Mycelium vs Fruiting Body: Why It Matters for Supplements

Here’s where it gets important for consumers. When a fungus produces a mushroom, that mushroom is called the fruiting body — the reproductive structure that contains the highest concentrations of beneficial compounds: beta-glucans, triterpenes, hericenones, and other actives.

Many supplement manufacturers, however, use myceliated grain — mycelium grown on rice or oats — instead of actual fruiting bodies. The problem: myceliated grain products often contain significant amounts of starch (alpha-glucans) from the grain substrate, diluting the active compounds.
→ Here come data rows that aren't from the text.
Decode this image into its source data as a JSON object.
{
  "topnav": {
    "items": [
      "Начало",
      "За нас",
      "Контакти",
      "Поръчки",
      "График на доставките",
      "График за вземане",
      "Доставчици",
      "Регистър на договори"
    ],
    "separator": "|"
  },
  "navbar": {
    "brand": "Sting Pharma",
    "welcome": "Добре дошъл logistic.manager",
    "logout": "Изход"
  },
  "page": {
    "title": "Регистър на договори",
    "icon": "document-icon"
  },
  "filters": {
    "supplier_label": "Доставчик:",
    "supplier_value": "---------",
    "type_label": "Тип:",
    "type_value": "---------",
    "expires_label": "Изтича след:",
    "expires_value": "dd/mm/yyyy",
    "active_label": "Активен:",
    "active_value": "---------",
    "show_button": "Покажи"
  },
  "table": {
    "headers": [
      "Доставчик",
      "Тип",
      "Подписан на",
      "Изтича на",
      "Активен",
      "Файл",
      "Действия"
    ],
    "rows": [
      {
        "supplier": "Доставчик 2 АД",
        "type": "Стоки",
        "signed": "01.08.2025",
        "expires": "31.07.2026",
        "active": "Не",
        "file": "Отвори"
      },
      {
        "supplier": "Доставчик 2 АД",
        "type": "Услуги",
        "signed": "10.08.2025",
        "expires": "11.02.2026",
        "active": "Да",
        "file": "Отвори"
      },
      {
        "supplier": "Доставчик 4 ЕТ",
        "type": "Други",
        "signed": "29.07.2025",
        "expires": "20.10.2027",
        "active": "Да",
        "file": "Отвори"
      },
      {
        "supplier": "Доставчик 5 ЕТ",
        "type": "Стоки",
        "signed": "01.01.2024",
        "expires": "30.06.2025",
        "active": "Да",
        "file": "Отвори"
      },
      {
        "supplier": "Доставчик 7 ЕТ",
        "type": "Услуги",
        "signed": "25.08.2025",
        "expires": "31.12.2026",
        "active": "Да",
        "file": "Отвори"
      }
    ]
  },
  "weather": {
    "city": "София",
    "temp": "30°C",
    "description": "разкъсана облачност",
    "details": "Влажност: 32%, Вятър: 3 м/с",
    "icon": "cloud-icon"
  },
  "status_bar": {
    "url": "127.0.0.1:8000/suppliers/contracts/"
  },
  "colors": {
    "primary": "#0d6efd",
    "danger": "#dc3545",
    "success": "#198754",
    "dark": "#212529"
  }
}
Studies have found that some myceliated grain products contain as little as 5% beta-glucans compared to 30%+ in quality fruiting body extracts.

What to Look for on Labels

When evaluating a mushroom supplement, look for:

  • “Fruiting body” listed as the ingredient source
  • A stated beta-glucan percentage (ideally 20%+)
  • Low or no alpha-glucans (starch — a sign of myceliated grain)
  • Dual extraction or hot water extraction mentioned

If a label says “mycelium” without specifying fruiting body, or lists “full spectrum” without beta-glucan content, dig deeper before buying.

The Bigger Picture

The mycelium vs fruiting body debate doesn’t mean mycelium has no value — some beneficial compounds are found in mycelium that aren’t present in the fruiting body, and research is ongoing. But for most of the well-studied compounds associated with immune support, cognitive function, and stress response, fruiting body extracts remain the gold standard.

Knowing this one distinction will save you money and help you choose supplements that actually work.